Nasser Al Khater, Qatar’s official in charge of the World Cup, credibly argues that over the past ten years, no country has done more to improve labor standards. It embedded ILO officials into its government institutions. It legislated a guaranteed minimum wage, established health and safety regulations for workers, abolished the labor sponsorship system, and introduced a law allowing foreign worker mobility between employers. In the words of one ILO expert, “Qatar has moved from having the most restrictive migrant labor regime in the region to the least restrictive one.”
While labor abuse undoubtedly continues to exist, as it does everywhere, laying responsibility on the government of Qatar for these abuses misplaces the blame. Its inspection and enforcement bodies are working overtime to document and sanction the foreign contractors who are violating the law, many of which come from the very same countries that so sanctimoniously decry the abuse.
Coverage of the LGBTQ issue is similarly slanted. Openly gay expatriates have been living and working in Qatar for years, without hassle or persecution. Public flaunting of sexuality — gay or straight — is not a social norm in any of the conservative societies of the Gulf, and Qatar is no exception. Nevertheless, Qatari officials have made it clear that “any fan, of any gender, sexual orientation, religion, race…they’ll all be welcome.” Contrast this level of tolerance with the record of Russia, which hosted the 2018 World Cup.
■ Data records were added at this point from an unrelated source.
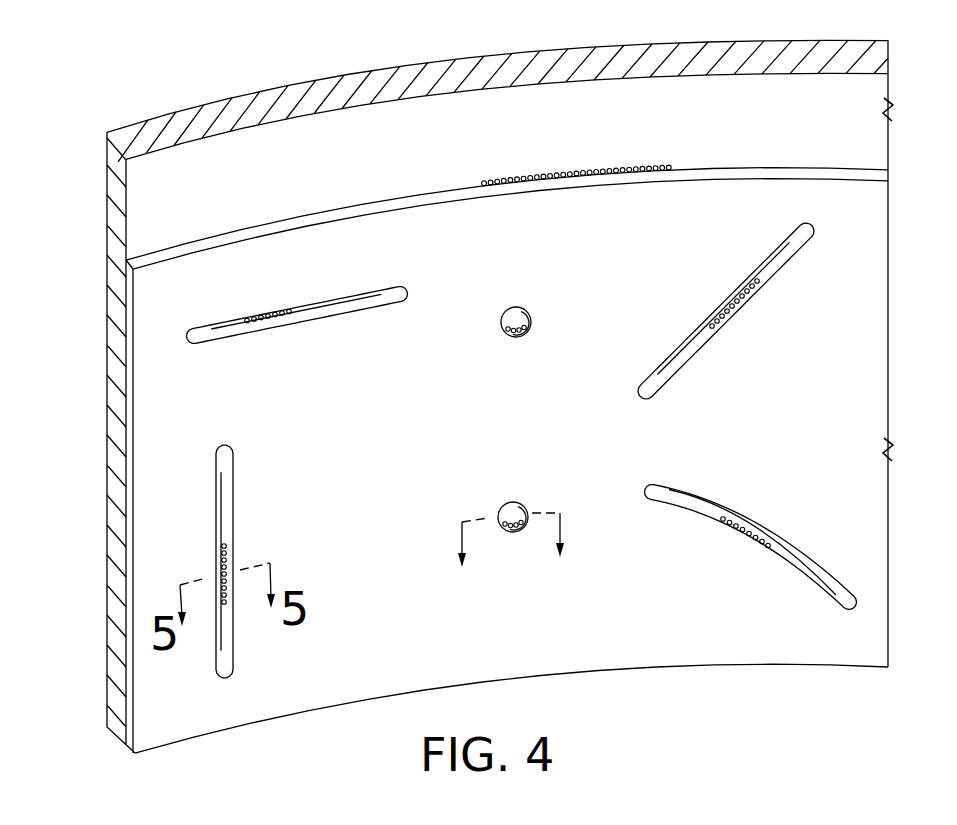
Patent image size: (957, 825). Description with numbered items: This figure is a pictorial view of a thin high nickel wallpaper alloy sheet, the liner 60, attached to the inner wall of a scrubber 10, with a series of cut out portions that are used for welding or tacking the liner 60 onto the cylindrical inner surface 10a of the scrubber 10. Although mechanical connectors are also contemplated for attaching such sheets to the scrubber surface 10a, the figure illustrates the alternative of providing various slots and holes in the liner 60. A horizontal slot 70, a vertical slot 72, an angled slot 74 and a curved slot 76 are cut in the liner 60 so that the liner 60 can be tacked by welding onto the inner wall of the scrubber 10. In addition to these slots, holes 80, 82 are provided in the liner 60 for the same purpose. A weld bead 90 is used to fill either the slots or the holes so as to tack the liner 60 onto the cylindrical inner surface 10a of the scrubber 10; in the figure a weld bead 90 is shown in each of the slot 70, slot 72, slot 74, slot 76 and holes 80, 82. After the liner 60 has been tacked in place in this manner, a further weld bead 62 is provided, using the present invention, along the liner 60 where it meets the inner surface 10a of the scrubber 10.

The scrubber 10 is at (257, 88).
The cylindrical inner surface of scrubber 10a is at (147, 230).
The liner 60 is at (315, 705).
The weld bead 62 is at (580, 171).
The horizontal slot 70 is at (337, 298).
The vertical slot 72 is at (223, 490).
The angled slot 74 is at (772, 261).
The curved slot 76 is at (704, 503).
The hole 80 is at (518, 315).
The hole 82 is at (514, 505).
The weld bead 90 is at (268, 322).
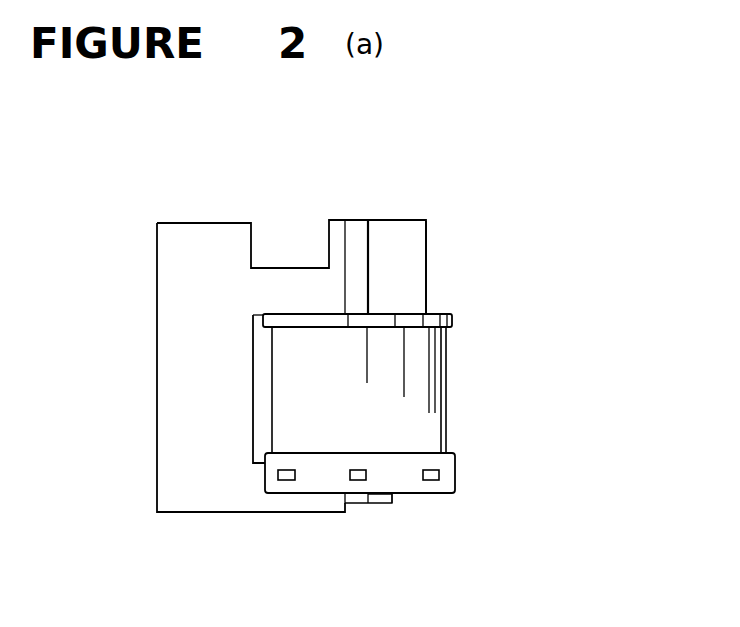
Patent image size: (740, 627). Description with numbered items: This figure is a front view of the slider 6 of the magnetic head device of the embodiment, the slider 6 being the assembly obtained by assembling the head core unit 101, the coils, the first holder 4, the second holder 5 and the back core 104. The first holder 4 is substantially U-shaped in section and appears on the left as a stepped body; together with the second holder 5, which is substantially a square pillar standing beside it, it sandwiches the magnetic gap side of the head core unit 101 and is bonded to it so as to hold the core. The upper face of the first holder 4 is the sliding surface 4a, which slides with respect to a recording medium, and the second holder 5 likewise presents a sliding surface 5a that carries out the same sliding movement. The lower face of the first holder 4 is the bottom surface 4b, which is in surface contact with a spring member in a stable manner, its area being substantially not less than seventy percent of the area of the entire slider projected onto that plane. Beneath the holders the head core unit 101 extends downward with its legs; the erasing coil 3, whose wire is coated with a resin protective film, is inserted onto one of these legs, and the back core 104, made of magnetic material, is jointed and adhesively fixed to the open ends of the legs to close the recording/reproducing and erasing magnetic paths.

The erasing coil 3 is at (408, 480).
The first holder 4 is at (207, 259).
The sliding surface 4a is at (173, 222).
The bottom surface 4b is at (200, 514).
The second holder 5 is at (395, 248).
The sliding surface 5a is at (388, 218).
The slider 6 is at (237, 160).
The head core unit 101 is at (353, 238).
The back core 104 is at (378, 504).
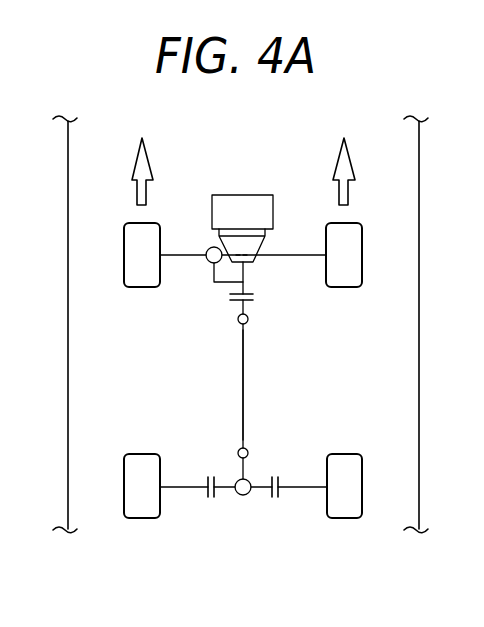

Crimes against LGBT people in Russia had doubled in the five years preceding the tournament, and gay fans were told that they would be “hunted down and stabbed.”
Despite this difference in approach, negative press coverage of Qatar in the lead-up to the World Cup is considerably disproportionate when compared to Russia. In the twelve years between Qatar’s winning of its hosting rights in 2010 and the tournament itself in 2022, forty percent of Qatar-related headlines in the UK press concerned the World Cup. Of that forty percent, two out of every three articles were critical, and most were on human rights. By contrast, only three percent of articles about Russia in the period between Russia’s winning of its hosting rights and the World Cup in 2018 focused on the tournament.
The evidence suggests that Qatar is being held to unrealistic standards and no level of responsiveness will satisfy its critics. Countries such as Qatar that aspire to raise their profile and elevate themselves in the family of nations certainly merit scrutiny. But in the case of World Cup 2022, too much of the coverage suffers from confirmation bias. The assumption seems to be that the Middle East is a less civilized place, thereby inducing critics to give more weight to data that confirms their beliefs and to undervalue evidence that could disprove it.
Qatar and the region deserve better. They have pulled off an accomplishment of historic proportions more quickly and proficiently than many thought possible. Despite the hyperbolic criticism leveled against them, their stewardship of the 2022 World Cup will demonstrate that Qatar rightly deserves a place of respect and admiration on the world stage.